NBC Has Two Years to Create a Better Olympic Viewing Experience
About 25 years ago, I learned a valuable lesson from a cat on my Uncle Wayne's farm in the heart of Texas. And after a marathon of Olympic video content over the last month, I realized we could all gain some wisdom from a furry feline and the man who taught me how to drive a tractor.
While NBC could celebrate breaking records for most eyeballs, including nearly 2 billion page views on NBCOlympics.com, it also garnered jeers from the social side for online video issues and interrupting or cutting content to air advertisements. The #NBCfail hashtag became a rally cry for those who were unhappy with the coverage, and a large portion of the social uproar focused on ad interruptions or lack of access to content. I think any other network would have made similar decisions about balancing content with access and revenue streams. NBC did pay $1.18 billion for U.S. broadcasting rights, and it is in business to make a profit. But I think it's important for the industry to learn more about the evolution of what customers want and how to best serve content to them. So what do the Olympic viewing stories have to do with my childhood summer vacations? And how can this help content providers and viewers to get along? Let's see what we can learn from my uncle and his cat.

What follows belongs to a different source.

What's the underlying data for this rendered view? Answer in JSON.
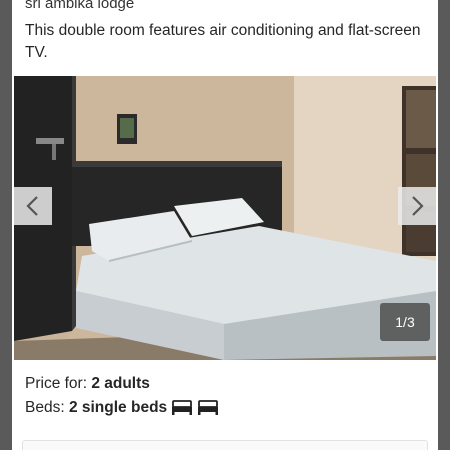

Uncle Wayne was a hay contractor, emu farmer, and carpenter who ran his farm like a well-oiled machine. The survival of a farm means that every animal, machine, and person has to pull its own weight, and cats are no exception. The cat's job is to keep the hay barn free of mice, and this cat served its purpose well for many years until one fateful day. Somehow the cat had broken its leg and looked like it could barely move, much less fulfill its duties. Keep in mind this was a farm, and animals are not pets on a farm. Uncle Wayne decided that the cat should be put down. Unfortunately, my cousins were drawn into service to humanely carry out the orders. Somehow they decided a rope, a cinder block, and the nearest pond would be the best method for disposing of the cat. After a few quick prayers and tears, they did what had to be done and shuffled back to the chores.

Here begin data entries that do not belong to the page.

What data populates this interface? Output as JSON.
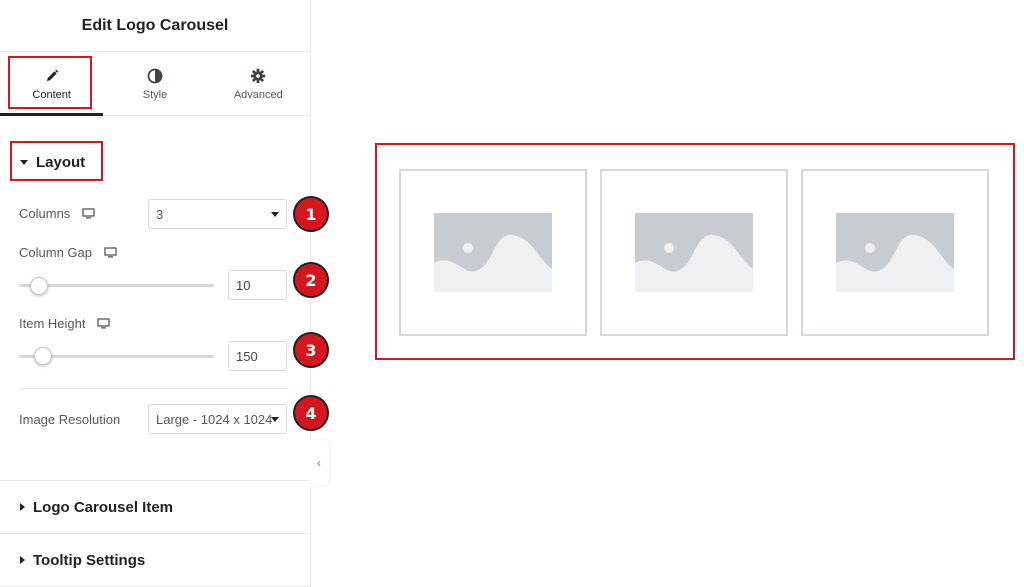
{
  "panel": {
    "title": "Edit Logo Carousel",
    "tabs": [
      {
        "label": "Content",
        "icon": "pencil-icon",
        "active": true
      },
      {
        "label": "Style",
        "icon": "half-circle-icon",
        "active": false
      },
      {
        "label": "Advanced",
        "icon": "gear-icon",
        "active": false
      }
    ]
  },
  "layout_section": {
    "title": "Layout",
    "columns": {
      "label": "Columns",
      "value": "3",
      "badge": "1"
    },
    "column_gap": {
      "label": "Column Gap",
      "value": "10",
      "badge": "2",
      "level": 0.1
    },
    "item_height": {
      "label": "Item Height",
      "value": "150",
      "badge": "3",
      "level": 0.15
    },
    "image_resolution": {
      "label": "Image Resolution",
      "value": "Large - 1024 x 1024",
      "badge": "4"
    }
  },
  "sections": [
    {
      "title": "Logo Carousel Item"
    },
    {
      "title": "Tooltip Settings"
    }
  ],
  "preview": {
    "logos": [
      "placeholder-image-icon",
      "placeholder-image-icon",
      "placeholder-image-icon"
    ]
  },
  "colors": {
    "highlight": "#d5161f",
    "placeholder": "#c6ccd2"
  }
}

Several hours later Uncle Wayne was working in the barn and noticed something moving out of the corner of his eye. His mouth dropped open as he watched the cat limp around the corner with a rope firmly around his neck, dragging the cinder block behind him. It had been a very hot and dry summer in Texas, and apparently the pond was not as deep as they had thought. Impressed with the cat, Uncle Wayne decided the feline had more than earned his right to be a part of the farm. A few wraps of duct tape served as a makeshift splint, and the cat was gently deposited onto a bail of hay to recover and continue hunting chores.

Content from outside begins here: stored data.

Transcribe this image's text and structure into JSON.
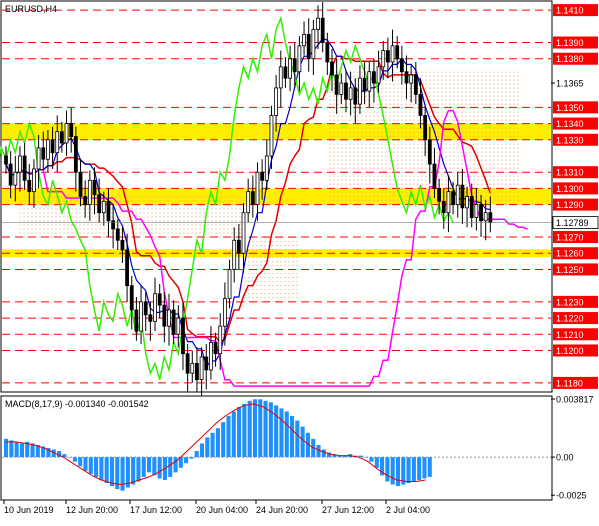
{
  "window": {
    "symbol_label": "EURUSD,H4",
    "macd_label": "MACD(8,17,9) -0.001340 -0.001542"
  },
  "colors": {
    "background": "#ffffff",
    "axis": "#000000",
    "candle_up": "#000000",
    "candle_down": "#000000",
    "resistance_line": "#ff0000",
    "highlight_band": "#ffee00",
    "price_label_bg": "#ff0000",
    "current_price_label_bg": "#ffffff",
    "kijun": "#e00000",
    "tenkan": "#0000c8",
    "chikou": "#33ee00",
    "senkou": "#ff00ff",
    "cloud_dots": "#e8a070",
    "bollinger": "#00cc66",
    "macd_hist": "#1e90ff",
    "macd_signal": "#e00000"
  },
  "chart_data": [
    {
      "type": "candlestick",
      "title": "EURUSD,H4",
      "ylim": [
        1.1175,
        1.1415
      ],
      "y_ticks": [
        "1.1410",
        "1.1390",
        "1.1380",
        "1.1365",
        "1.1350",
        "1.1340",
        "1.1330",
        "1.1310",
        "1.1300",
        "1.1290",
        "1.1278",
        "1.1270",
        "1.1260",
        "1.1250",
        "1.1230",
        "1.1220",
        "1.1210",
        "1.1200",
        "1.1180"
      ],
      "current_price": "1.12789",
      "current_price_value": 1.12789,
      "resistance_levels": [
        1.141,
        1.139,
        1.138,
        1.135,
        1.134,
        1.133,
        1.131,
        1.13,
        1.129,
        1.127,
        1.126,
        1.125,
        1.123,
        1.122,
        1.121,
        1.12,
        1.118
      ],
      "level_labels": [
        "1.1410",
        "1.1390",
        "1.1380",
        "1.1350",
        "1.1340",
        "1.1330",
        "1.1310",
        "1.1300",
        "1.1290",
        "1.1270",
        "1.1260",
        "1.1250",
        "1.1230",
        "1.1220",
        "1.1210",
        "1.1200",
        "1.1180"
      ],
      "highlight_zones": [
        [
          1.133,
          1.134
        ],
        [
          1.129,
          1.13
        ],
        [
          1.126,
          1.126
        ]
      ],
      "x_labels": [
        "10 Jun 2019",
        "12 Jun 20:00",
        "17 Jun 12:00",
        "20 Jun 04:00",
        "24 Jun 20:00",
        "27 Jun 12:00",
        "2 Jul 04:00"
      ],
      "closes": [
        1.1315,
        1.1302,
        1.131,
        1.132,
        1.1305,
        1.1298,
        1.1312,
        1.1325,
        1.1318,
        1.133,
        1.1322,
        1.1335,
        1.1328,
        1.134,
        1.1332,
        1.131,
        1.1295,
        1.129,
        1.1305,
        1.1296,
        1.1285,
        1.1292,
        1.128,
        1.1275,
        1.1268,
        1.1262,
        1.124,
        1.1225,
        1.1212,
        1.123,
        1.1222,
        1.1218,
        1.1235,
        1.1228,
        1.1215,
        1.1225,
        1.121,
        1.122,
        1.1198,
        1.1186,
        1.1192,
        1.1182,
        1.1196,
        1.1188,
        1.1205,
        1.1198,
        1.1215,
        1.1232,
        1.125,
        1.1268,
        1.126,
        1.1285,
        1.1298,
        1.129,
        1.131,
        1.1305,
        1.132,
        1.1345,
        1.1362,
        1.1375,
        1.1368,
        1.138,
        1.1372,
        1.1388,
        1.1395,
        1.138,
        1.1398,
        1.1405,
        1.139,
        1.1378,
        1.137,
        1.1358,
        1.1365,
        1.1355,
        1.1362,
        1.1352,
        1.1368,
        1.136,
        1.1372,
        1.1365,
        1.1375,
        1.1385,
        1.1378,
        1.1388,
        1.138,
        1.1372,
        1.1365,
        1.137,
        1.1358,
        1.1345,
        1.133,
        1.1315,
        1.13,
        1.1292,
        1.1285,
        1.1298,
        1.129,
        1.1302,
        1.1288,
        1.1295,
        1.1282,
        1.129,
        1.128,
        1.1285,
        1.12789
      ]
    },
    {
      "type": "bar",
      "title": "MACD(8,17,9)",
      "ylim": [
        -0.00275,
        0.00395
      ],
      "y_ticks": [
        "0.003817",
        "0.00",
        "-0.0025"
      ],
      "y_tick_values": [
        0.003817,
        0,
        -0.0025
      ],
      "macd_value": "-0.001340",
      "signal_value": "-0.001542",
      "histogram": [
        0.0012,
        0.0011,
        0.001,
        0.0009,
        0.001,
        0.0009,
        0.0008,
        0.0007,
        0.0006,
        0.0005,
        0.0004,
        0.0002,
        0.0,
        -0.0003,
        -0.0006,
        -0.0009,
        -0.0011,
        -0.0013,
        -0.0015,
        -0.0017,
        -0.0019,
        -0.0021,
        -0.0022,
        -0.002,
        -0.0018,
        -0.0016,
        -0.0013,
        -0.001,
        -0.0012,
        -0.0014,
        -0.0015,
        -0.0013,
        -0.001,
        -0.0007,
        -0.0004,
        -0.0001,
        0.0004,
        0.0009,
        0.0013,
        0.0016,
        0.0019,
        0.0023,
        0.0027,
        0.003,
        0.0033,
        0.0035,
        0.0037,
        0.0038,
        0.0038,
        0.0037,
        0.0036,
        0.0034,
        0.0032,
        0.003,
        0.0027,
        0.0024,
        0.002,
        0.0016,
        0.0012,
        0.0008,
        0.0005,
        0.0003,
        0.0002,
        0.0001,
        0.0001,
        0.0002,
        0.0001,
        0.0001,
        0.0,
        -0.0003,
        -0.0007,
        -0.0012,
        -0.0016,
        -0.0018,
        -0.0019,
        -0.0018,
        -0.0017,
        -0.0016,
        -0.0015,
        -0.0014,
        -0.0013
      ],
      "signal": [
        0.001,
        0.001,
        0.0009,
        0.0008,
        0.0006,
        0.0003,
        0.0,
        -0.0004,
        -0.0008,
        -0.0012,
        -0.0015,
        -0.0017,
        -0.0018,
        -0.0017,
        -0.0015,
        -0.0013,
        -0.001,
        -0.0006,
        -0.0002,
        0.0004,
        0.001,
        0.0016,
        0.0022,
        0.0027,
        0.0031,
        0.0034,
        0.0035,
        0.0033,
        0.0029,
        0.0024,
        0.0018,
        0.0012,
        0.0007,
        0.0004,
        0.0002,
        0.0001,
        0.0001,
        0.0,
        -0.0003,
        -0.0008,
        -0.0012,
        -0.0015,
        -0.0016,
        -0.0016,
        -0.0015
      ]
    }
  ]
}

I think Uncle Wayne would appreciate the plight of content creators. Businesses have to focus on profits, margins, and processes in order to survive, all while providing customers a relevant product. NBC implemented what it thought was the best plan for success in providing video content to a vast audience through multiple channels. A small but growing section of the viewing public is upset and making noise. Audiences want more options, fewer ads, and viewing flexibility. Many content creators are hearing the cries of frustration and choosing to either ignore them or kill off the variety of creative viewing options. It's time for the content creators and distributors to patch up the wounds and focus on how to move forward. It won't be easy and it will take creative solutions, but networks can give viewers what they want and still run profitable businesses.
You can try to drown your problems, but more than likely they will come dragging themselves back around the corner. Grab the roll of duct tape and figure out how to fix what's broken. With 2 years until the next Olympics, the opportunity for innovation is endless. Just remember ... happy cat, happy farm.